Acc Hugh wrote: ↑Thu Sep 15, 2022 5:55 pm
1. 30 year aged pure GuShu raw pu'er.
2. 20 year aged pure GuShu raw pu'er.
3. 10 year aged pure GuShu raw pu'er.
4. 30 year aged single estate blend GuShu raw pu'er.
5. 20 year aged single estate blend GuShu raw pu'er.
6. 10 year aged single estate blend GuShu raw pu'er.
7. 30, 20, 10 aged single estate blend small trees raw pu'er.
Yep, raw pu'er has to be aged to be called pu'er categorized under black tea.
Pure unblended 100% GuShu will be best regardless of whichever region, that will be decided on your taste preference.
Then blends of GuShu + small trees.
Then small tress under 100 yrs old.
Lets keep fertilized/pesticide taidi for the other 90% mass consumption.
This is a very disingenuous and misleading post. I feel the need to step in and caution anyone, especially puerh newbies, from approaching sheng puerh in this old-fashioned and frankly, outdated perspective that has led to the obfuscation of what good puerh tea is.
If I may draw the analogy to wine... Not all wine is meant to be aged. The myth that aging improves the taste and quality of wine, and therefore its value, is already challenged.

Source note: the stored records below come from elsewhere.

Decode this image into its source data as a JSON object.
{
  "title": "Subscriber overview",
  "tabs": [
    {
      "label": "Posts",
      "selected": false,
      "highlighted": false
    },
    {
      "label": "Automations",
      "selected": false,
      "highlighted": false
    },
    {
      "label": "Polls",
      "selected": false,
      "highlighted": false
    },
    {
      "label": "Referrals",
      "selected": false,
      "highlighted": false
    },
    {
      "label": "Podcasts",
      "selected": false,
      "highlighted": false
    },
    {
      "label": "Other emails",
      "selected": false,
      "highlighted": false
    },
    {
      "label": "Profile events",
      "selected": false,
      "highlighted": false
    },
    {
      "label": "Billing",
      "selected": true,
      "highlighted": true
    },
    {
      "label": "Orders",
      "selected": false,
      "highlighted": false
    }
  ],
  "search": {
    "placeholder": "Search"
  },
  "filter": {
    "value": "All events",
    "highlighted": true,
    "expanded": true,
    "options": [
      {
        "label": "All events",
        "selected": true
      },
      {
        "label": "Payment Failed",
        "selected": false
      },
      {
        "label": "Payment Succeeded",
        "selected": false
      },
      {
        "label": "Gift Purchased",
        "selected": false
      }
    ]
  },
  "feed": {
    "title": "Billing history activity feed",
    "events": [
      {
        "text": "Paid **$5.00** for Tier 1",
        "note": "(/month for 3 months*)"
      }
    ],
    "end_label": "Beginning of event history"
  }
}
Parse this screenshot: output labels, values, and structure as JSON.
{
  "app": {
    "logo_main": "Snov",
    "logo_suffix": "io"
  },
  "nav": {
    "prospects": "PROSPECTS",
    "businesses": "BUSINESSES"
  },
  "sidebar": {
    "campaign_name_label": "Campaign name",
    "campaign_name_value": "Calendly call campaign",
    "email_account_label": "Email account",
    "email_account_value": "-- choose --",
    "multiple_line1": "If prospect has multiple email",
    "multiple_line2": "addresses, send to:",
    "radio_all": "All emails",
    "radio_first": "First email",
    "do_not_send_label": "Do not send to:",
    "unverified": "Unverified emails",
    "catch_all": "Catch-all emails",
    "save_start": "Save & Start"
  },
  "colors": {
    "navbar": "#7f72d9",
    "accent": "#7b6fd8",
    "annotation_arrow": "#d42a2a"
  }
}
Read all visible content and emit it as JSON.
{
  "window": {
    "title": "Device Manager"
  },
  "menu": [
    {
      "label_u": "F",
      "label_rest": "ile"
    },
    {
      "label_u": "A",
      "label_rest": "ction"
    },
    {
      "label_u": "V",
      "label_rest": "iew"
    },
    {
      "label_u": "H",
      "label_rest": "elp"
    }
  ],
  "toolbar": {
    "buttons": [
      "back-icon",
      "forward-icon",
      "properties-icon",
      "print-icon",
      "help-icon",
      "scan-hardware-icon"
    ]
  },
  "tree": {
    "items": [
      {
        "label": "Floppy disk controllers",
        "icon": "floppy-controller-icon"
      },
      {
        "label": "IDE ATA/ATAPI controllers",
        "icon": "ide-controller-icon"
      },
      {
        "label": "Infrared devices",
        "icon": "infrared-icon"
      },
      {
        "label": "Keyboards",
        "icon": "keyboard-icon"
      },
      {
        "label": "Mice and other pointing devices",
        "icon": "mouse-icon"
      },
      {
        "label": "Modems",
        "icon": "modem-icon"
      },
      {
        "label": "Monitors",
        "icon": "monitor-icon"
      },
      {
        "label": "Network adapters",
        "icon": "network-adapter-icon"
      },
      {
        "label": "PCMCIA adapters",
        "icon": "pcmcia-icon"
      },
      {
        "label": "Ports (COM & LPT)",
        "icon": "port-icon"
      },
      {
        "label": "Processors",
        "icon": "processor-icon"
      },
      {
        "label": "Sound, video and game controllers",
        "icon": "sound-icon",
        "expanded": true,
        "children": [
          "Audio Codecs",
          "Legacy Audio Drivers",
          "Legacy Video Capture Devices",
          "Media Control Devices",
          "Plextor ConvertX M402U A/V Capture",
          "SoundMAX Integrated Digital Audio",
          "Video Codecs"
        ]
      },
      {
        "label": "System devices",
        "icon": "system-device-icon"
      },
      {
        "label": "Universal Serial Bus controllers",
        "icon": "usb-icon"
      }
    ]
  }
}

Aging a tea does not make it better, if the tea material isn't suited for aging. The concept of gushu puerh that emphasizes micro-specific terroirs did not emerge until the early 2010s - hence the majority of factory blends from 70s-00s consists of small leaf material taken from various tea plantations outside said region.
If I may draw the analogy to whisky - single cask private bottlings (IB) does not mean superior whisky to the regular standard expressions by distillery. Do not confuse exclusivity for quality.